As Harvard hits mid-terms, long waits for mental health help
The pandemic is a drag, exhibit infinity: Harvard students are being told they may have to wait as long as six weeks for a therapy appointment through the health services department as two years of living through a public health emergency drive both a surge in demand and a shortage of qualified counselors. Lucas Walsh and Vivian Zhao of the Crimson have the details.
Play ball (sort of): WooSox’ second season faces lockout impacts
The Worcester Red Sox should start their second-ever season on time in April even after Major League Baseball owners said they would push back Opening Day and cancel some early-season games amid a labor dispute with players, the Telegram’s Joe McDonald reports. The Polar Park home opener is April 12.
Purdue says money does make you happy
Data from a Purdue University study suggests the minimum salary one needs to be happy in Massachusetts is just a tick below $140,000, MassLive’s Cassie McGrath reports. That’s likely bad news for a lot of residents since the median income is closer to $80K.

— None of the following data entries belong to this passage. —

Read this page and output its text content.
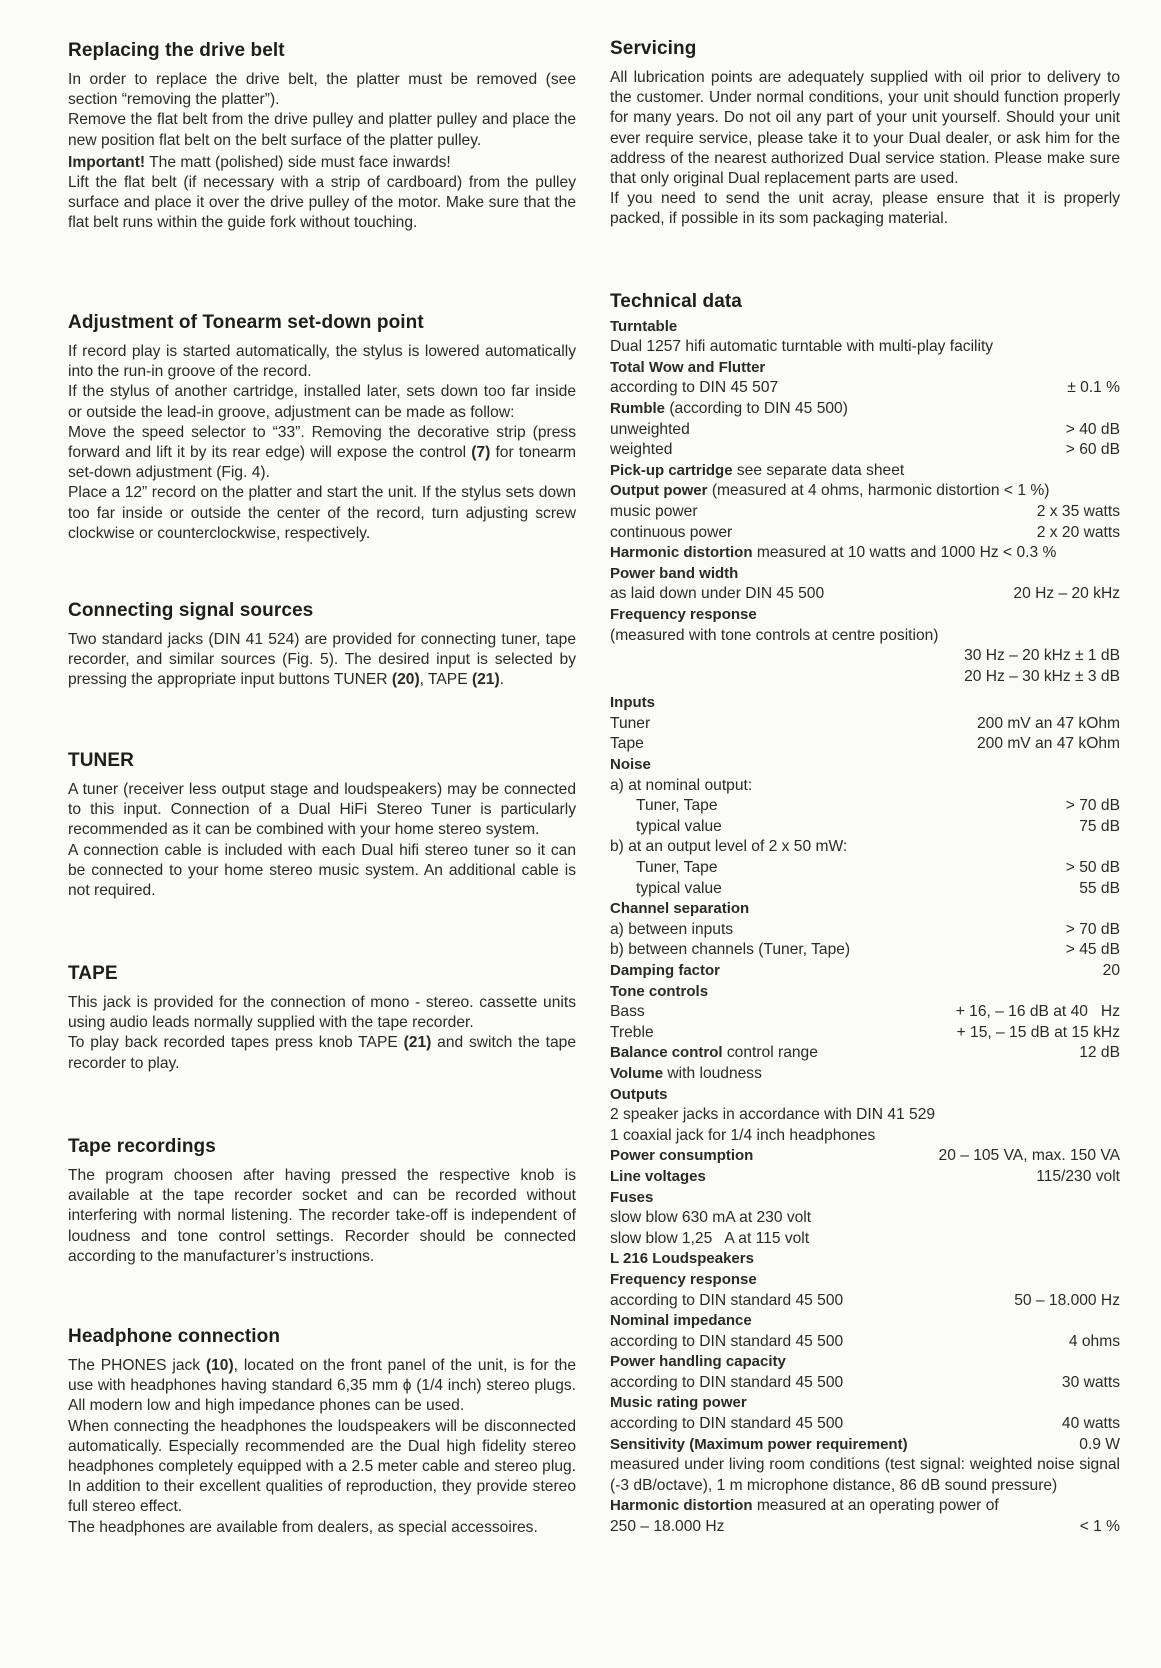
Replacing the drive belt

In order to replace the drive belt, the platter must be removed (see section “removing the platter”).

Remove the flat belt from the drive pulley and platter pulley and place the new position flat belt on the belt surface of the platter pulley.

Important! The matt (polished) side must face inwards!

Lift the flat belt (if necessary with a strip of cardboard) from the pulley surface and place it over the drive pulley of the motor. Make sure that the flat belt runs within the guide fork without touching.

Adjustment of Tonearm set-down point

If record play is started automatically, the stylus is lowered automatically into the run-in groove of the record.

If the stylus of another cartridge, installed later, sets down too far inside or outside the lead-in groove, adjustment can be made as follow:

Move the speed selector to “33”. Removing the decorative strip (press forward and lift it by its rear edge) will expose the control (7) for tonearm set-down adjustment (Fig. 4).

Place a 12” record on the platter and start the unit. If the stylus sets down too far inside or outside the center of the record, turn adjusting screw clockwise or counterclockwise, respectively.

Connecting signal sources

Two standard jacks (DIN 41 524) are provided for connecting tuner, tape recorder, and similar sources (Fig. 5). The desired input is selected by pressing the appropriate input buttons TUNER (20), TAPE (21).

TUNER

A tuner (receiver less output stage and loudspeakers) may be connected to this input. Connection of a Dual HiFi Stereo Tuner is particularly recommended as it can be combined with your home stereo system.

A connection cable is included with each Dual hifi stereo tuner so it can be connected to your home stereo music system. An additional cable is not required.

TAPE

This jack is provided for the connection of mono - stereo. cassette units using audio leads normally supplied with the tape recorder.

To play back recorded tapes press knob TAPE (21) and switch the tape recorder to play.

Tape recordings

The program choosen after having pressed the respective knob is available at the tape recorder socket and can be recorded without interfering with normal listening. The recorder take-off is independent of loudness and tone control settings. Recorder should be connected according to the manufacturer’s instructions.

Headphone connection

The PHONES jack (10), located on the front panel of the unit, is for the use with headphones having standard 6,35 mm ϕ (1/4 inch) stereo plugs. All modern low and high impedance phones can be used.

When connecting the headphones the loudspeakers will be disconnected automatically. Especially recommended are the Dual high fidelity stereo headphones completely equipped with a 2.5 meter cable and stereo plug. In addition to their excellent qualities of reproduction, they provide stereo full stereo effect.

The headphones are available from dealers, as special accessoires.

Servicing

All lubrication points are adequately supplied with oil prior to delivery to the customer. Under normal conditions, your unit should function properly for many years. Do not oil any part of your unit yourself. Should your unit ever require service, please take it to your Dual dealer, or ask him for the address of the nearest authorized Dual service station. Please make sure that only original Dual replacement parts are used.

If you need to send the unit acray, please ensure that it is properly packed, if possible in its som packaging material.

Technical data
Turntable
Dual 1257 hifi automatic turntable with multi-play facility
Total Wow and Flutter
according to DIN 45 507	± 0.1 %
Rumble (according to DIN 45 500)
unweighted	> 40 dB
weighted	> 60 dB
Pick-up cartridge see separate data sheet
Output power (measured at 4 ohms, harmonic distortion < 1 %)
music power	2 x 35 watts
continuous power	2 x 20 watts
Harmonic distortion measured at 10 watts and 1000 Hz < 0.3 %
Power band width
as laid down under DIN 45 500	20 Hz – 20 kHz
Frequency response
(measured with tone controls at centre position)
30 Hz – 20 kHz ± 1 dB
20 Hz – 30 kHz ± 3 dB
Inputs
Tuner	200 mV an 47 kOhm
Tape	200 mV an 47 kOhm
Noise
a) at nominal output:
Tuner, Tape	> 70 dB
typical value	75 dB
b) at an output level of 2 x 50 mW:
Tuner, Tape	> 50 dB
typical value	55 dB
Channel separation
a) between inputs	> 70 dB
b) between channels (Tuner, Tape)	> 45 dB
Damping factor	20
Tone controls
Bass	+ 16, – 16 dB at 40   Hz
Treble	+ 15, – 15 dB at 15 kHz
Balance control control range	12 dB
Volume with loudness
Outputs
2 speaker jacks in accordance with DIN 41 529
1 coaxial jack for 1/4 inch headphones
Power consumption	20 – 105 VA, max. 150 VA
Line voltages	115/230 volt
Fuses
slow blow 630 mA at 230 volt
slow blow 1,25   A at 115 volt
L 216 Loudspeakers
Frequency response
according to DIN standard 45 500	50 – 18.000 Hz
Nominal impedance
according to DIN standard 45 500	4 ohms
Power handling capacity
according to DIN standard 45 500	30 watts
Music rating power
according to DIN standard 45 500	40 watts
Sensitivity (Maximum power requirement)	0.9 W
measured under living room conditions (test signal: weighted noise signal (-3 dB/octave), 1 m microphone distance, 86 dB sound pressure)
Harmonic distortion measured at an operating power of
250 – 18.000 Hz	< 1 %
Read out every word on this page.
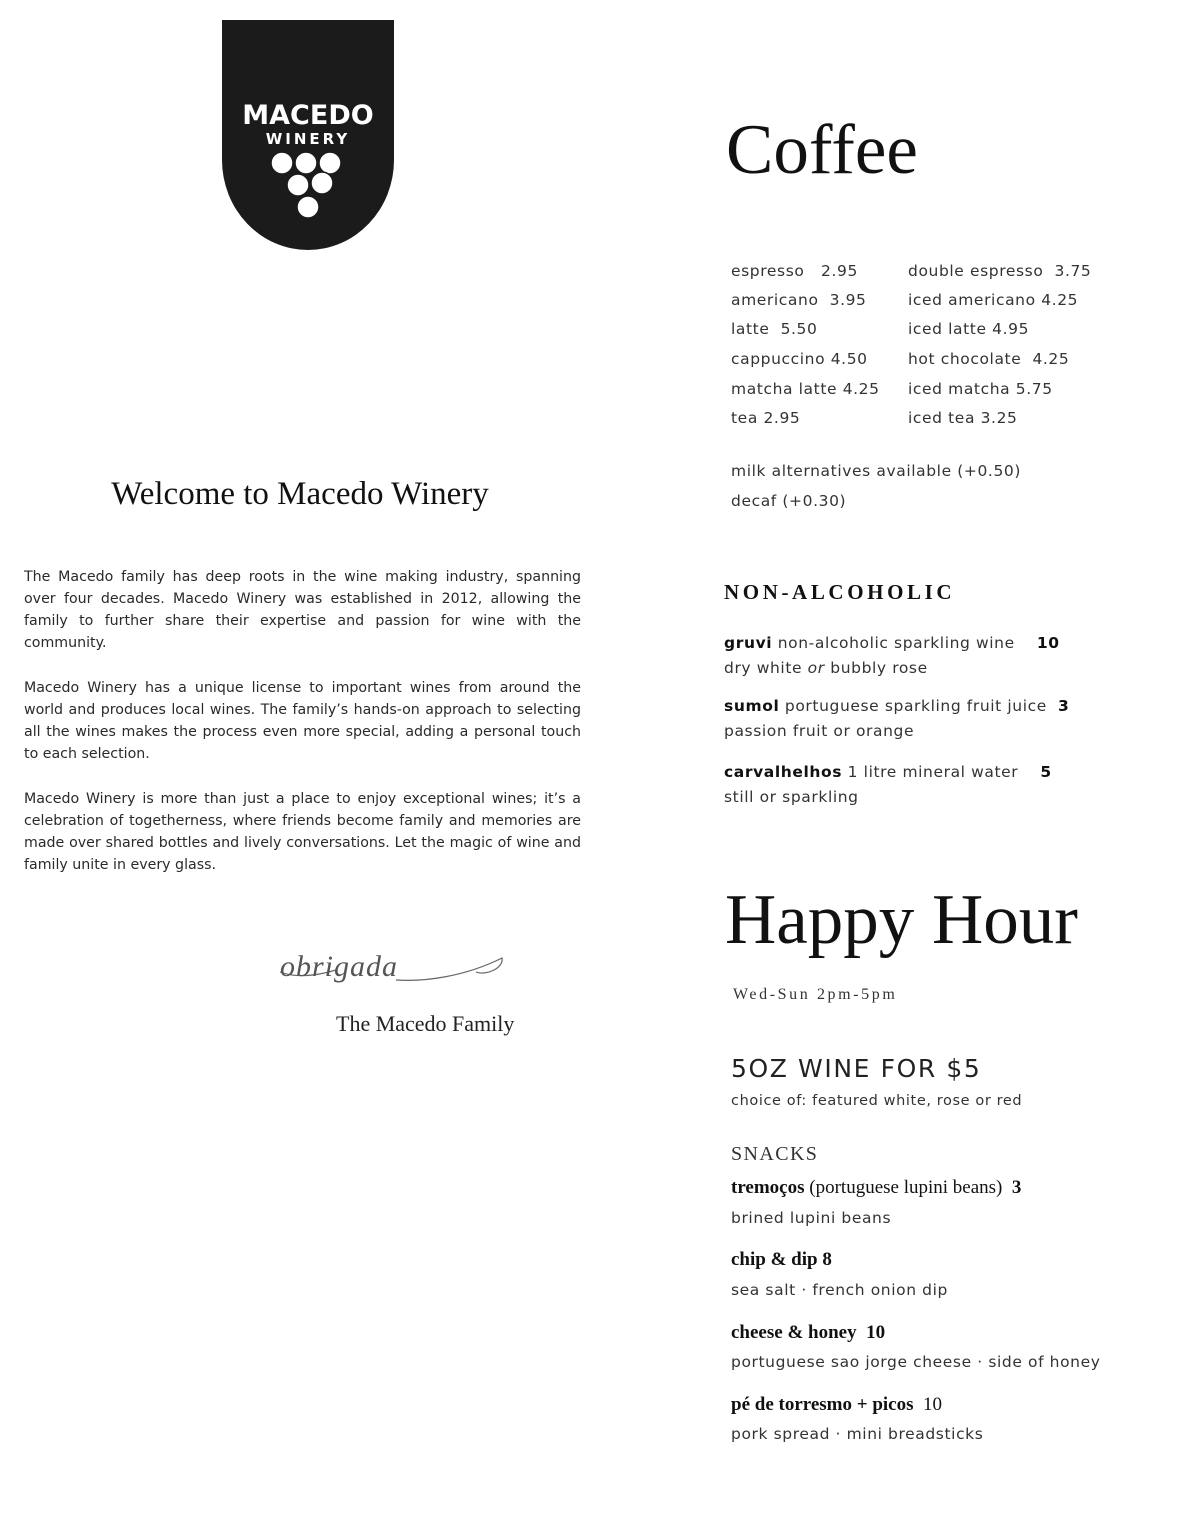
MACEDO
WINERY
Welcome to Macedo Winery

The Macedo family has deep roots in the wine making industry, spanning over four decades. Macedo Winery was established in 2012, allowing the family to further share their expertise and passion for wine with the community.

Macedo Winery has a unique license to important wines from around the world and produces local wines. The family’s hands-on approach to selecting all the wines makes the process even more special, adding a personal touch to each selection.

Macedo Winery is more than just a place to enjoy exceptional wines; it’s a celebration of togetherness, where friends become family and memories are made over shared bottles and lively conversations. Let the magic of wine and family unite in every glass.

obrigada
The Macedo Family
Coffee
espresso 2.95
americano 3.95
latte 5.50
cappuccino 4.50
matcha latte 4.25
tea 2.95
double espresso 3.75
iced americano 4.25
iced latte 4.95
hot chocolate 4.25
iced matcha 5.75
iced tea 3.25
milk alternatives available (+0.50)
decaf (+0.30)
NON-ALCOHOLIC
gruvi non-alcoholic sparkling wine 10
dry white or bubbly rose
sumol portuguese sparkling fruit juice 3
passion fruit or orange
carvalhelhos 1 litre mineral water 5
still or sparkling
Happy Hour
Wed-Sun 2pm-5pm
5OZ WINE FOR $5
choice of: featured white, rose or red
SNACKS
tremoços (portuguese lupini beans) 3
brined lupini beans
chip & dip 8
sea salt · french onion dip
cheese & honey 10
portuguese sao jorge cheese · side of honey
pé de torresmo + picos 10
pork spread · mini breadsticks
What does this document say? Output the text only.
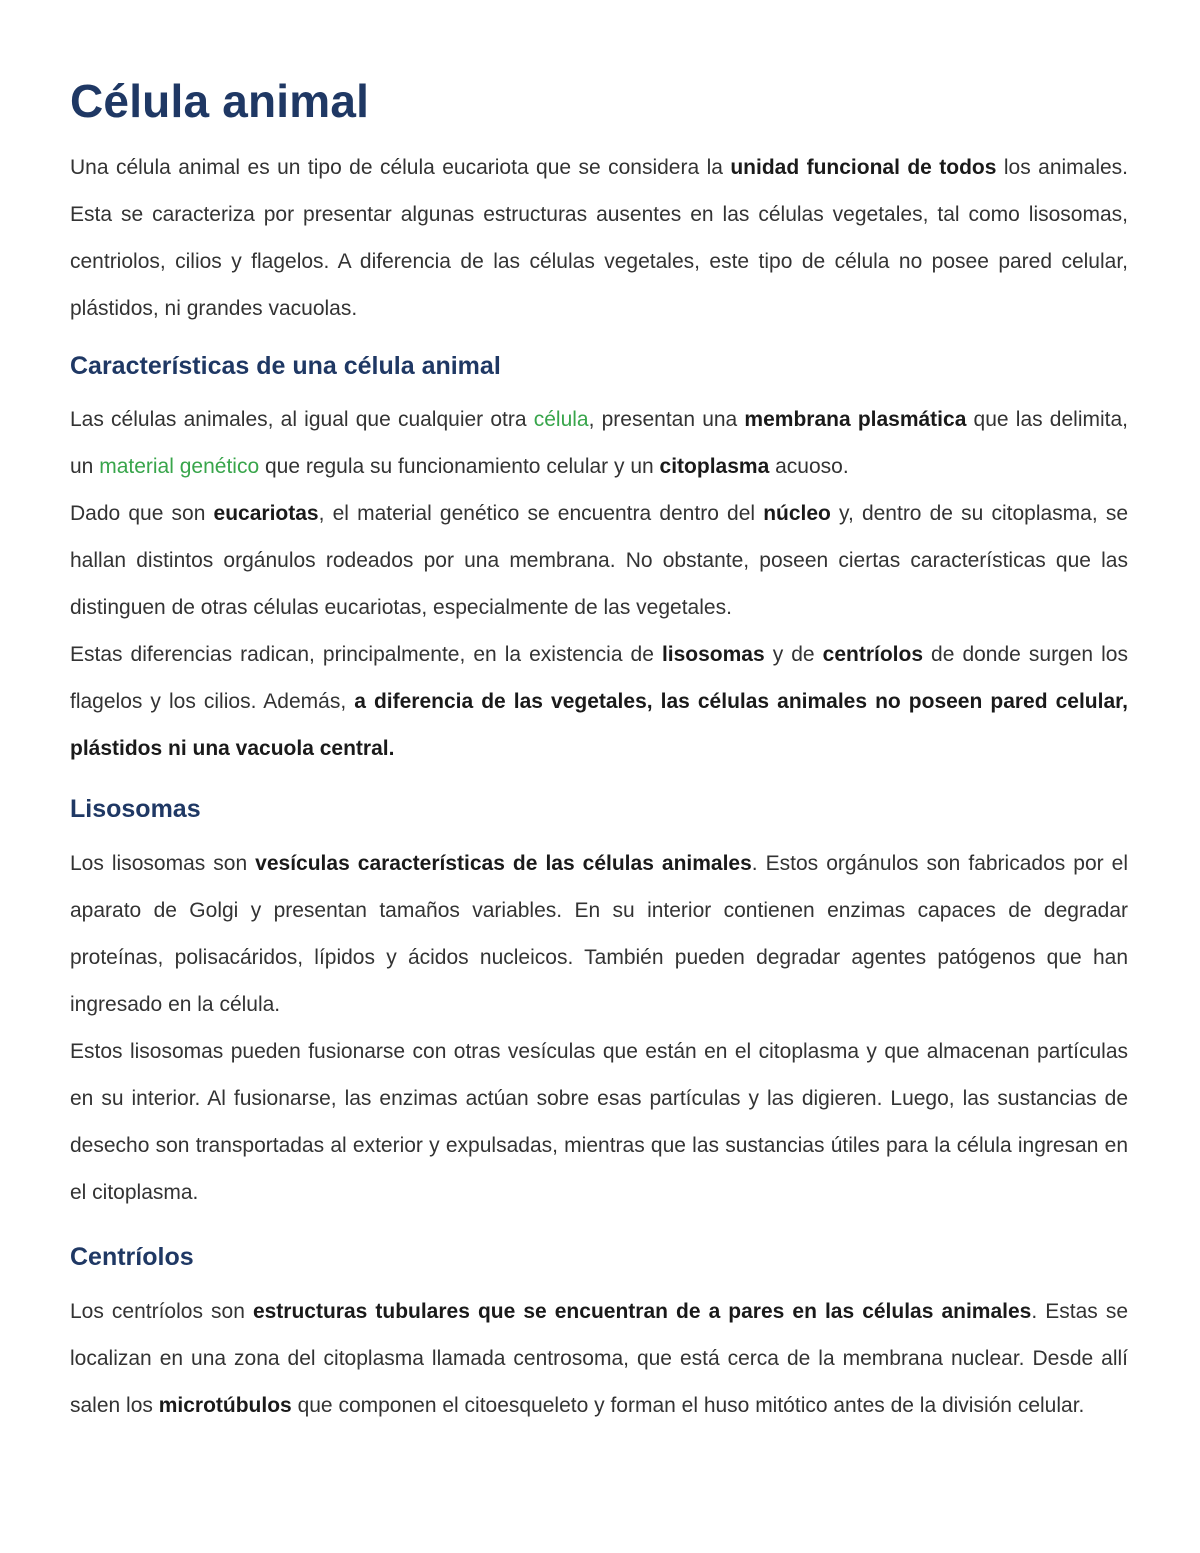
Célula animal

Una célula animal es un tipo de célula eucariota que se considera la unidad funcional de todos los animales. Esta se caracteriza por presentar algunas estructuras ausentes en las células vegetales, tal como lisosomas, centriolos, cilios y flagelos. A diferencia de las células vegetales, este tipo de célula no posee pared celular, plástidos, ni grandes vacuolas.

Características de una célula animal

Las células animales, al igual que cualquier otra célula, presentan una membrana plasmática que las delimita, un material genético que regula su funcionamiento celular y un citoplasma acuoso.

Dado que son eucariotas, el material genético se encuentra dentro del núcleo y, dentro de su citoplasma, se hallan distintos orgánulos rodeados por una membrana. No obstante, poseen ciertas características que las distinguen de otras células eucariotas, especialmente de las vegetales.

Estas diferencias radican, principalmente, en la existencia de lisosomas y de centríolos de donde surgen los flagelos y los cilios. Además, a diferencia de las vegetales, las células animales no poseen pared celular, plástidos ni una vacuola central.

Lisosomas

Los lisosomas son vesículas características de las células animales. Estos orgánulos son fabricados por el aparato de Golgi y presentan tamaños variables. En su interior contienen enzimas capaces de degradar proteínas, polisacáridos, lípidos y ácidos nucleicos. También pueden degradar agentes patógenos que han ingresado en la célula.

Estos lisosomas pueden fusionarse con otras vesículas que están en el citoplasma y que almacenan partículas en su interior. Al fusionarse, las enzimas actúan sobre esas partículas y las digieren. Luego, las sustancias de desecho son transportadas al exterior y expulsadas, mientras que las sustancias útiles para la célula ingresan en el citoplasma.

Centríolos

Los centríolos son estructuras tubulares que se encuentran de a pares en las células animales. Estas se localizan en una zona del citoplasma llamada centrosoma, que está cerca de la membrana nuclear. Desde allí salen los microtúbulos que componen el citoesqueleto y forman el huso mitótico antes de la división celular.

EPA tells GE it can move on Housatonic River cleanup
The Environmental Protection Agency has informed GE it can proceed with a controversial plan to bury as much as 1 million cubic yards of contaminated soil in a Lee landfill, even though the plan continues to face legal challenges from area residents. Larry Parnass of the Berkshire Eagle unpacks the state of play.
Girded for battle: Healey war chest swells to $4.2M
Attorney General Maura Healey says her gubernatorial campaign raised more than $400,000 again in January, growing her campaign account to more than $4.2 million, 12 times that of Democratic rival Sonia Chang-Diaz, Alison Kuznitz of MassLive reports. The Republican gubernatorial hopefuls have yet to disclose their February fundraising figures.